Fixed rates become a minority choice

The monthly mortgage activity monitor from John Charcolshows that less than half of borrowers (41.9%) chose a fixed rate in August, the lowest number since December last year.

"Following the MPC's decision in August to extend the Quantitative Easing programme, plus subsequent comments from Mervyn King, it increasingly looks as if interest rates will remain low for at least 2 - 3 years on the back of a very slow economic recovery." commented Ray Boulger of John Charcol.

"Taking this into account we have continued to advise an increasing proportion of our clients to take a variable rate mortgage, as the differential between fixed and variable rate pricing is now such that fixed rates appear to be discounting the rise in interest rates which will eventually happen too much, too quickly."

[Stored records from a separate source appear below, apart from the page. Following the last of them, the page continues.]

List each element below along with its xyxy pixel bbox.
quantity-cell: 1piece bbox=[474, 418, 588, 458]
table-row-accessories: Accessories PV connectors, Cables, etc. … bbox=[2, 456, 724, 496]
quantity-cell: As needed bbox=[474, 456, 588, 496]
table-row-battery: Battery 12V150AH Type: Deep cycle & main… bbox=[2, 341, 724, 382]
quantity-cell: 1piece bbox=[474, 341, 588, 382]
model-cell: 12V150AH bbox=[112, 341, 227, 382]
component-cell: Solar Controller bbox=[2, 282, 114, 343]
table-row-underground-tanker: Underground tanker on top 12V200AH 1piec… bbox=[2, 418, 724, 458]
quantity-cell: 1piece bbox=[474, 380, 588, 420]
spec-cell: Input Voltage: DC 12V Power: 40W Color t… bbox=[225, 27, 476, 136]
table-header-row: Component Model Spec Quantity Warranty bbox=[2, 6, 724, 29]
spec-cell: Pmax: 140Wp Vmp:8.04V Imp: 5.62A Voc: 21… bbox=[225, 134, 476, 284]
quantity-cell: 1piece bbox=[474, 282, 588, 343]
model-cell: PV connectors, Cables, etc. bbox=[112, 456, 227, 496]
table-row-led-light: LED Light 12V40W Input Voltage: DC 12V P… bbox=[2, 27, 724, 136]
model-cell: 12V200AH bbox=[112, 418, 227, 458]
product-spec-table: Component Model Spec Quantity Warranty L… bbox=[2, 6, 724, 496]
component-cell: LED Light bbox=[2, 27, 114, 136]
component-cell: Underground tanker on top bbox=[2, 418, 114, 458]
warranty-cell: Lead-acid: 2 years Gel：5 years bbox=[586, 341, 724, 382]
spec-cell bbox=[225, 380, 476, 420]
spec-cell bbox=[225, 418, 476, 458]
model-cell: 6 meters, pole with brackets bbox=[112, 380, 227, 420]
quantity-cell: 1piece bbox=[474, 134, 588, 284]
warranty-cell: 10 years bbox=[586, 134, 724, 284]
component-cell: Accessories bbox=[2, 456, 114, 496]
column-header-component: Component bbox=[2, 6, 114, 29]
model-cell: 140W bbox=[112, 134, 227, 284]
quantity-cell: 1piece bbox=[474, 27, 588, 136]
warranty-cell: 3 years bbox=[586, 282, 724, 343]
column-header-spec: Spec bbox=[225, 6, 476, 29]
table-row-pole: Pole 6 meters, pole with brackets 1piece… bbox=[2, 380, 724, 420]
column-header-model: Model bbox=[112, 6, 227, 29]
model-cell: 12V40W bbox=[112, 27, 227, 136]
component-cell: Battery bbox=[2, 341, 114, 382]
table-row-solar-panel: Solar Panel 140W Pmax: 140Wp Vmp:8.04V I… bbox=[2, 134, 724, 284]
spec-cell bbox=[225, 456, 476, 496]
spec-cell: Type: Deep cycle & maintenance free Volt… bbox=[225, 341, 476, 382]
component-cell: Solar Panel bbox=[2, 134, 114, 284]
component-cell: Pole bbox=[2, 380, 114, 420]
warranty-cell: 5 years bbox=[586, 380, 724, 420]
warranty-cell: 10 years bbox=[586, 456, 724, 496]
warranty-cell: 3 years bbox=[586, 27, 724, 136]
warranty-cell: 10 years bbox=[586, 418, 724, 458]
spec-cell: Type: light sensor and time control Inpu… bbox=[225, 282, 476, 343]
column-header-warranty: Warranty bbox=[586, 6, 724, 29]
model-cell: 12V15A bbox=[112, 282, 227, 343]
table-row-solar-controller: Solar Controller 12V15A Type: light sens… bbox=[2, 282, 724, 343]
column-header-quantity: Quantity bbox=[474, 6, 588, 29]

The John Charcol Index shows that the reduction in take up of fixed rates has not only been restricted to individual cases; the volume of lending has fallen even further, to only 35.6% of the total, clearly indicating that borrowers taking larger mortgages were particularly attracted by variable rates. Indications so far this month are that the proportion of clients choosing a fixed rate is now stabilising.

Boulger continued, "Nearly 10% of our clients choosing a variable rate went for a discount off SVR rather than a tracker, reflecting in part some very cheap discounts but also our revised view on the relative merits between tracker and discount rates. With most SVR rates now between 4% and 6%, and the most expensive at 6.45%, the spread above Bank Rate is so large that it is now more likely to narrow than widen from here. It will narrow either when funding for the mortgage market improves, thus increasing competition, or when Bank Rate rises significantly. Neither of these is likely to happen to such an extent that the difference between SVR rates and Bank Rate narrows in the near future but discounts are now likely to perform at least as well as trackers, and in some cases better over the medium term."